Now, running the help function produces the expected result, even though the function is decorated:
help(fibonacci)
>>>
Help on function fibonacci in module __main__:
fibonacci(n)
Return the n-th Fibonacci number
The pickle object serializer also works:
print(pickle.dumps(fibonacci)) >>> b'\x80\x04\x95\x1a\x00\x00\x00\x00\x00\x00\x00\x8c\x08__main__➥x94\x8c\tfibonacci\x94\x93\x94.'
Beyond these examples, Python functions have many other standard attributes (e.g., __name__, __module__, __annotations__) that must be preserved to maintain the interface of functions in the language.

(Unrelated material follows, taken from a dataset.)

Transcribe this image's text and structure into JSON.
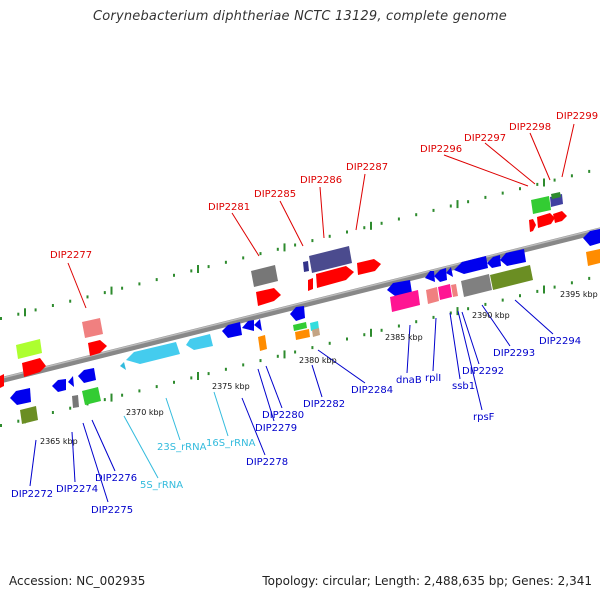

Using wraps ensures that you’ll always get the correct behavior.
Things to Remember
Decorators in Python are syntax to allow one function to modify another function at runtime.
Using decorators can cause strange behaviors in tools that do introspection, such as debuggers.
Use the wraps decorator from the functools built-in module when you define your own decorators to avoid any issues.